Again, the basic proposal put forward by Calver et al. is that TNR doesn’t perform as well as other methods of managing free-roaming cats. But they fail to provide the comparison(s) necessary to draw such a conclusion. The paper’s section on  cat welfare, for example, begins with a comparison of “cats contained on their owner’s property” to “cats ranging unrestricted” [1]. The section on public health, too, focuses on outdoor cats broadly rather than on TNR. And the section on predation doesn’t refer to TNR at all.

I’m not sure what the authors are hoping to accomplish with an article like this—maybe just give like-minded individuals some “unequivocal evidence” to point to (without the burden of having to do their own homework). In any case, there doesn’t seem to be any downside.

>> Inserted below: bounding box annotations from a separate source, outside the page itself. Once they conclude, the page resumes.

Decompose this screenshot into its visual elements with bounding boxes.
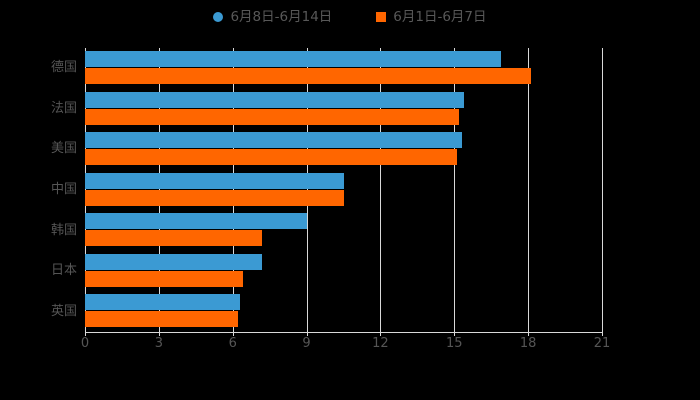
- legend-label-series-a: 6月8日-6月14日: [230, 9, 333, 25]
- legend-item-series-b[interactable]: 6月1日-6月7日: [376, 9, 487, 25]
- plot-area: [85, 48, 603, 332]
- bar-series-b[interactable]: [85, 68, 531, 84]
- x-tick-mark: [380, 331, 382, 336]
- bar-series-a[interactable]: [85, 294, 241, 311]
- y-axis-category-label: 德国: [50, 60, 77, 76]
- bar-series-b[interactable]: [85, 311, 238, 328]
- y-axis-category-label: 法国: [50, 100, 77, 116]
- bar-row: [85, 251, 602, 292]
- bar-series-b[interactable]: [85, 270, 243, 287]
- x-tick-label: 15: [446, 336, 463, 351]
- bar-series-a[interactable]: [85, 132, 462, 149]
- bar-row: [85, 89, 602, 130]
- x-axis-line: [85, 332, 603, 333]
- x-tick-label: 18: [519, 336, 537, 351]
- legend-marker-circle-icon: [213, 12, 224, 22]
- x-tick-mark: [232, 331, 234, 336]
- x-tick-mark: [158, 331, 160, 336]
- x-tick-mark: [85, 331, 86, 336]
- bar-row: [85, 48, 602, 89]
- bar-row: [85, 170, 602, 211]
- x-tick-label: 3: [154, 336, 163, 351]
- bar-series-a[interactable]: [85, 213, 307, 230]
- bar-rows: [85, 48, 602, 332]
- bar-row: [85, 129, 602, 170]
- x-tick-label: 12: [372, 336, 389, 351]
- x-tick-mark: [454, 331, 456, 336]
- x-tick-label: 6: [228, 336, 237, 351]
- bar-series-a[interactable]: [85, 51, 502, 67]
- bar-row: [85, 210, 602, 251]
- y-axis-category-label: 日本: [50, 263, 77, 279]
- gridline: [602, 48, 603, 332]
- bar-series-b[interactable]: [85, 108, 460, 125]
- legend-label-series-b: 6月1日-6月7日: [393, 9, 487, 25]
- bar-series-a[interactable]: [85, 91, 465, 108]
- x-tick-mark: [528, 331, 530, 336]
- y-axis-category-label: 英国: [50, 303, 77, 319]
- bar-series-a[interactable]: [85, 172, 344, 189]
- y-axis-category-label: 美国: [50, 141, 77, 157]
- bar-series-b[interactable]: [85, 230, 263, 247]
- x-tick-label: 21: [593, 336, 611, 351]
- x-tick-label: 9: [302, 336, 311, 351]
- y-axis-category-label: 韩国: [50, 222, 77, 238]
- legend-marker-square-icon: [376, 12, 387, 22]
- bar-series-a[interactable]: [85, 253, 263, 270]
- legend-item-series-a[interactable]: 6月8日-6月14日: [213, 10, 332, 24]
- bar-series-b[interactable]: [85, 189, 344, 206]
- y-axis-labels: 德国法国美国中国韩国日本英国: [0, 48, 77, 332]
- x-tick-label: 0: [80, 336, 90, 351]
- bar-row: [85, 291, 602, 332]
- chart-legend: 6月8日-6月14日 6月1日-6月7日: [0, 6, 700, 28]
- y-axis-category-label: 中国: [50, 182, 77, 197]
- bar-series-b[interactable]: [85, 149, 457, 166]
- x-axis-tick-labels: 0 3 6 9 12 15 18 21: [81, 331, 610, 356]
- x-tick-mark: [602, 331, 603, 336]
- x-tick-mark: [306, 331, 308, 336]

After all, an essay that fails to provide support for its central thesis—something that wouldn’t pass muster in a decent middle school writing course—was published. No doubt there are more to come. Meanwhile, the authors continue to receive grants (often courtesy of taxpayers) and train future generations of researchers. All without the slightest criticism (at least publicly) from their colleagues in the conservation community.

So, why bother? Why not?


* If I’m wrong about this, somebody please feel free to correct the record in the comments.

 

References

  1. Calver, M.C.; Cherkassky, L.; Cove, M.V.; Fleming, P.A.; Lepczyk, C.A.; Longcore, T.; Marzluff, J.; Rich, C.; Sizemore, G. The Animal Welfare, Environmental Impact, Pest Control Functions, and Disease Effects of Free-Ranging Cats Can Be Generalized and All Are Grounds for Humanely Reducing Their Numbers. Conservation Science and Practice 2023, n/a, e13018, doi:10.1111/csp2.13018.
  2. Castro-Prieto, J.; Andrade-Núñez, M.J. Health and Ecological Aspects of Stray Cats in Old San Juan, Puerto Rico: Baseline Information to Develop an Effective Control Program. P R Health Sci J 2018, 37, 110–114.
  3. Natoli, E.; Maragliano, L.; Cariola, G.; Faini, A.; Bonanni, R.; Cafazzo, S.; Fantini, C. Management of Feral Domestic Cats in the Urban Environment of Rome (Italy). Prev Vet Med 2006, 77, 180–185.
  4. Doherty, T.S.; Dickman, C.R.; Johnson, C.N.; Legge, S.M.; Ritchie, E.G.; Woinarski, J.C.Z. Impacts and Management of Feral Cats Felis Catus in Australia. Mammal Review 2017, 47, 83–97, doi:10.1111/mam.12080.
  5. Cove, M.V.; Herrmann, V.; Herrera, D.J.; Augustine, B.C.; Flockhart, D.T.T.; McShea, W.J. Counting the Capital’s Cats: Estimating Drivers of Abundance of Free-Roaming Cats with a Novel Hierarchical Model. Ecological Applications 2023, 33, e2790, doi:10.1002/eap.2790.
  6. Moulton, C.; Wright, P.; Rindy, K. The Role of Animal Shelters in Controlling Pet Overpopulation. J Am Vet Med Assoc 1991, 198, 1172–1176.
  7. Zawistowski, S.; Morris, J.; Salman, M.D.; Ruch-Gallie, R. Population Dynamics, Overpopulation, and the Welfare of Companion Animals: New Insights on Old and New Data. J Appl Anim Welf Sci 1998, 1, 193–206, doi:10.1207/s15327604jaws0103_1.
  8. Andrukonis, A.; Hall, N.J.; Protopopova, A. The Impact of Caring and Killing on Physiological and Psychometric Measures of Stress in Animal Shelter Employees: A Pilot Study. Int J Environ Res Public Health 2020, 17, doi:10.3390/ijerph17249196.
  9. Andrukonis, A.; Protopopova, A. Occupational Health of Animal Shelter Employees by Live Release Rate, Shelter Type, and Euthanasia-Related Decision. null 2020, 33, 119–131, doi:10.1080/08927936.2020.1694316.
  10. Scotney, R.L.; McLaughlin, D.; Keates, H.L. A Systematic Review of the Effects of Euthanasia and Occupational Stress in Personnel Working with Animals in Animal Shelters, Veterinary Clinics, and Biomedical Research Facilities. J Am Vet Med Assoc 2015, 247, 1121–1130, doi:10.2460/javma.247.10.1121.